Modifié le 08 octobre 2017

Pour Isabelle Moret, c'est trop "facile" de "dénoncer ces méchants assureurs"

La conseillère nationale (PLR-VD) Isabelle Moret, invité du Grand entretien de Forum dimanche 8 octobre.
Pour Isabelle Moret, c'est trop "facile" de "dénoncer ces méchants assureurs" Info / 18 min. / le 08 octobre 2017
La PLR Isabelle Moret, invitée de Forum dimanche, estime que c'est "facile" de "s'amuser à dénoncer ces méchants assureurs maladie, mais que ça n'économise pas un seul centime en matière d'augmentation des coûts de la santé".

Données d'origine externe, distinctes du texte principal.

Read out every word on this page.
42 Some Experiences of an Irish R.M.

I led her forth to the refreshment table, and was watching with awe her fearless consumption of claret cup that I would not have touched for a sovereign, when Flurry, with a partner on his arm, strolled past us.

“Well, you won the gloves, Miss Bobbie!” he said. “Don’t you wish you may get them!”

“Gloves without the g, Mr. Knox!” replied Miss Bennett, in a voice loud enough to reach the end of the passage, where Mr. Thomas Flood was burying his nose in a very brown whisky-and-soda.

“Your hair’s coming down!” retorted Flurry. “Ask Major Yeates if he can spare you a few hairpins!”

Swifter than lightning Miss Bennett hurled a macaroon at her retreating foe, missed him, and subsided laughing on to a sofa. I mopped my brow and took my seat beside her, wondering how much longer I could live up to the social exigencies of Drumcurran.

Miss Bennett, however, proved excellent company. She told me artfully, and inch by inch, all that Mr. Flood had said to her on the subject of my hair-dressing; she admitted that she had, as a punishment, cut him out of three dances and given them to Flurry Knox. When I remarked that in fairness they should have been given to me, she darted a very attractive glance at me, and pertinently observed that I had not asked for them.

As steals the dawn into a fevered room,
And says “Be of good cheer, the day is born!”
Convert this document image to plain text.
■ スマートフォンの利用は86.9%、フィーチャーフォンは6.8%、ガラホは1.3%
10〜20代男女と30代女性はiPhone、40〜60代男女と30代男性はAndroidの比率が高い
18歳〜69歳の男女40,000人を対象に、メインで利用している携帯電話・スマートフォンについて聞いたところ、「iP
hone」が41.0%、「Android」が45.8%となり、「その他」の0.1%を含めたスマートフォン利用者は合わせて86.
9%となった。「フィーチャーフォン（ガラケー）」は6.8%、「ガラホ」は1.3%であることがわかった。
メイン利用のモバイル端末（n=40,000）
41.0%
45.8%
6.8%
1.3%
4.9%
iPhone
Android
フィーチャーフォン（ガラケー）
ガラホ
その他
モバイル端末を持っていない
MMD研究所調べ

"Les primes ont doublé en vingt ans parce que les coûts de la santé ont doublé", poursuit Isabelle Moret, qui s'était faite discrète depuis sa défaite au Conseil fédéral le 20 septembre. S’attaquer aux dépenses est le seul moyen de palier une situation intolérable pour les ménages, notamment romands, selon la conseillère nationale (PLR/VD), qui siège dans la commission de sécurité sociale et de la santé.

A ses yeux, un des moyens pour contenir l’augmentation des coûts de la santé se trouve dans la prise en charge hospitalière – le gros de la facture des dépenses santé en Suisse. Il faudrait notamment fixer un prix moyen entre le traitement ambulatoire et l'hospitalisation, car hôpitaux et cliniques auraient aujourd'hui tendance à hospitaliser plus que nécessaire, pour financer notamment leurs secteurs déficitaires.

A l'Hôpital universitaire de Bâle, mille opérations pourraient être faites en ambulatoire alors qu’elles sont faites, pour des raisons financières, en stationnaire

Isabelle Moret, conseillère nationale (PLR/VD)
 

Isabelle Moret, également présidente de H+, la faîtière des hôpitaux et cliniques, s'appuie sur l'exemple l’Hôpital universitaire de Bâle. "Son directeur a calculé que chez lui, par année, mille opérations pourraient être faites en ambulatoire alors qu’elles sont faites, pour des raisons financières, en stationnaire", argue-t-elle.

"Intéressant d'avoir des relations avec les assureurs"

L'élue PLR est par ailleurs très critique vis-à-vis des deux initiatives lancées par un comité comprenant notamment les conseillers d’Etat en charge de la santé, Mauro Poggia (MCG/GE) et Pierre-Yves Maillard (PS/VD), "Pour une caisse publique d’assurance-maladie" et "Pour un Parlement indépendant des caisses-maladie".

>> Lire aussi: Une initiative veut rendre le Parlement indépendant des caisses maladie

Selon la conseillère nationale, ces textes ratent complètement leur cible. Elle ajoute: "Moi je trouve intéressant d’avoir des relations avec les assureurs-maladie."

Laetitia Guinand

Publié le 08 octobre 2017 - Modifié le 08 octobre 2017

La réforme des retraites bouclée "dans les deux ans"

Fermement opposée, comme son parti le PLR, à la réforme des retraites d’Alain Berset balayée en votation le 24 septembre, Isabelle Moret annonce que son parti s’apprêta à déposer sa proposition sur la TVA et la parité de l’âge de la retraite à 65 ans pour hommes et femmes, en commission au mois de novembre.

Pour Isabelle Moret, cette réforme ne doit pas se faire sur le dos des femmes. La conseillère nationale défendra d’ailleurs le projet de loi de Simonetta Sommaruga qui prévoit le contrôle régulier dans les entreprises de plus de 50 employés, pour s’assurer de l’égalité des traitements hommes-femmes.

"Moi aussi je ne trouve pas correct qu’on demande aux femmes de travailler une année de plus alors qu’il n’y a toujours pas d’égalité salariale", fait-elle valoir.

"Je souhaite être à nouveau candidate en 2019"

La conseillère nationale briguera un 5e mandat au Parlement fédéral en 2019. Quant à son échec lors de l’élection au Conseil fédéral le 20 septembre, derrière le Genevois Pierre Maudet et le tessinois Ignazio Cassis, Isabelle Moret dit ne pas avoir de regrets. Aucune aigreur non plus vis-à-vis de son parti, le PLR. "Le reste, c’est à vous de juger !", lance-t-elle.

Et quid d’une future candidature au Conseil fédéral ? Isabelle Moret ne ferme pas la porte, précisant qu’Ignazio Cassis lui-même se présentait cette année pour la deuxième fois.